City Hall staff and committee members knew almost immediately the Summer in the Park attendance figures and how bad they looked.
Yet almost three months later, they remain hidden despite repeated calls from some city councillors and council candidates to release the figures before the election so the future of the event can be debated.
BayToday has confirmed with Battalion President Mike Griffin that the attendance numbers were emailed to the City on the Monday of the event, then city staff made minor adjustments to the number a couple of times to account for things like comp tickets. The final numbers were known on August 25.
The city used the Battalion ticketing software so everything was computerized.
While Griffin won't disclose those numbers, a source in City Hall says they are "around 1,200" combined for both nights.
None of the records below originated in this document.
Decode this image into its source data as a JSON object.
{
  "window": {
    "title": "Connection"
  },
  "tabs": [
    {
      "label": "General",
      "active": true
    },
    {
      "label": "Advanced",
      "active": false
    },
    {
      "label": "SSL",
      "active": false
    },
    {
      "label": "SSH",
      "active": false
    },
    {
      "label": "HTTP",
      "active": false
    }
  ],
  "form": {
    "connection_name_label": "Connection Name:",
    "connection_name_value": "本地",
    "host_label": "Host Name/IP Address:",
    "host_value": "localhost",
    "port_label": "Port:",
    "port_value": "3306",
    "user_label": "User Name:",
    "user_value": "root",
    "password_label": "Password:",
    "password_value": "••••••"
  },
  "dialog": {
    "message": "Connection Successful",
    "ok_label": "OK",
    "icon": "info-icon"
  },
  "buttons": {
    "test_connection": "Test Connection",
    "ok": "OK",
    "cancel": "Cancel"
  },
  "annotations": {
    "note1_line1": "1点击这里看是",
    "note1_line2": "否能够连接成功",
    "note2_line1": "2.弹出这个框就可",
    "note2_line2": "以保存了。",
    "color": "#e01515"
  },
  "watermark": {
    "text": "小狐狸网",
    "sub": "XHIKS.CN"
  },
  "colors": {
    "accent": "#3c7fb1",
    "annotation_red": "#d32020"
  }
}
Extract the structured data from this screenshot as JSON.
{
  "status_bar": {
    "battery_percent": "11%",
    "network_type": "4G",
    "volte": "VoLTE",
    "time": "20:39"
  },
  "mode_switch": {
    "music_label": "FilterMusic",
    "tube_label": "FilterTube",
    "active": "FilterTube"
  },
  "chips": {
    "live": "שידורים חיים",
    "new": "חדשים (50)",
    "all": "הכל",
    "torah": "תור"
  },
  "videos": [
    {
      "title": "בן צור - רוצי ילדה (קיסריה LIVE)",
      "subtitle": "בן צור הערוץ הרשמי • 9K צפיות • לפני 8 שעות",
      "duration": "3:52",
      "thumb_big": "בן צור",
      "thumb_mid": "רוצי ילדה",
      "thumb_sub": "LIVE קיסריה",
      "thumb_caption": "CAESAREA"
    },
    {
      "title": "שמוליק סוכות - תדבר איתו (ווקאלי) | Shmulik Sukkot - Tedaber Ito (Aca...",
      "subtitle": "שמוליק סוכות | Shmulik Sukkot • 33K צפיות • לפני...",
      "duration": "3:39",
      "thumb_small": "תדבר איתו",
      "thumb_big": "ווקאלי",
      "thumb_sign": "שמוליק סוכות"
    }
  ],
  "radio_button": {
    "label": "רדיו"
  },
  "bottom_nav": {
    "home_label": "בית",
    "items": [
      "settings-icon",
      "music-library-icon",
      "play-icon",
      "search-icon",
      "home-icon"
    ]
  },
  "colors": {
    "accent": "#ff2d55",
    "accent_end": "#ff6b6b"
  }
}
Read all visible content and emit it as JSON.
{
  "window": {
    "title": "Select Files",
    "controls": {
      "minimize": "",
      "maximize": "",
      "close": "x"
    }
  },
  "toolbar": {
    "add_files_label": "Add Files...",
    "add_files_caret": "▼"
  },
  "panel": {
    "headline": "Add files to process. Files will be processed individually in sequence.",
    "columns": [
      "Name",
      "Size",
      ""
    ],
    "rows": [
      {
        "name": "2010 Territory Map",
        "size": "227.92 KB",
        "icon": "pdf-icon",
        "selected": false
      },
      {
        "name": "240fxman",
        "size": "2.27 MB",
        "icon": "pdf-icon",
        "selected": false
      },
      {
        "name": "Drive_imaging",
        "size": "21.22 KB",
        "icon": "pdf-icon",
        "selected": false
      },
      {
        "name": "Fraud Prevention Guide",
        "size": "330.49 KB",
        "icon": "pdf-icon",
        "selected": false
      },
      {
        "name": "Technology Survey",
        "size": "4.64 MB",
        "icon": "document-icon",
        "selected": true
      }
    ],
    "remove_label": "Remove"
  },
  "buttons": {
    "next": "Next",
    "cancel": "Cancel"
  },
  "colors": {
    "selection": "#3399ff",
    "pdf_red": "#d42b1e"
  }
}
See: SITP loss expected to be six figures debate crowd hears
So let's do some math.
Lowest priced tickets were $40, so let's be generous and use an average ticket price of $60.
1,200 tickets X $60 = $72,000 in ticket sales.
$326,033 budget - $72,000 ticket revenue = $254,033 deficit.
Add in the $80,000 council promised to fund the event and North Bay taxpayers are on the hook for $334,033.
That assumes all the other revenue projections like vendors ($14,300) and midway ($50,000) come in on target.
A quarter million dollar loss is a big number, and far from the predicted $11,000 surplus.
See: City predicting almost $11,000 surplus for this year's Summer in the Park
Councillor Mike Anthony, who was the first to request that the numbers be released before the election, is frustrated by the inaction.
While praising the volunteer efforts, he told BayToday that not releasing the attendance numbers makes the city look foolish in the eyes of taxpayers.
"I am terribly disappointed that the numbers of tickets and revenue and losses were not released back when I was first to ask for them many weeks ago in August. If these numbers were available the Monday after the festival, we should have had them made public. Staff said the festival committee could release them, and the committee said staff had the numbers and could release them anytime they wanted. It looks foolish to citizens and rightly so."
Anthony says he told key city staff weeks ago that the idea of waiting to see how many people spent money in hotels or restaurants made no sense.
"There was no sugar coating this. It just looked like a stall tactic to many people, and I think it put the volunteer committee in an uncomfortable place.
"Moving forward we have to be more open more quickly on releasing festival numbers - this waiting three, four or five months doesn't make sense. We should have numbers within a couple of weeks, whether it's a refreshed and revived Summer In The Park or some new festival."
He plans, if re-elected, to move a motion to get results no more than four weeks after future festivals end. That won't apply to Summer in the Park as even Mayor Al McDonald has written the event's obituary.
See: Summer in the Park is dead: McDonald
Anthony believes the festival can succeed, but only if it returns to "the lean, tight, fun event" that actually made a profit for five years running from around 2008 to 2012.
"And remember we still had bands like Joan Jett, because the festival remained realistic. It's when the festival takes too many costly risks and gets too big with large expensive acts that we lose money."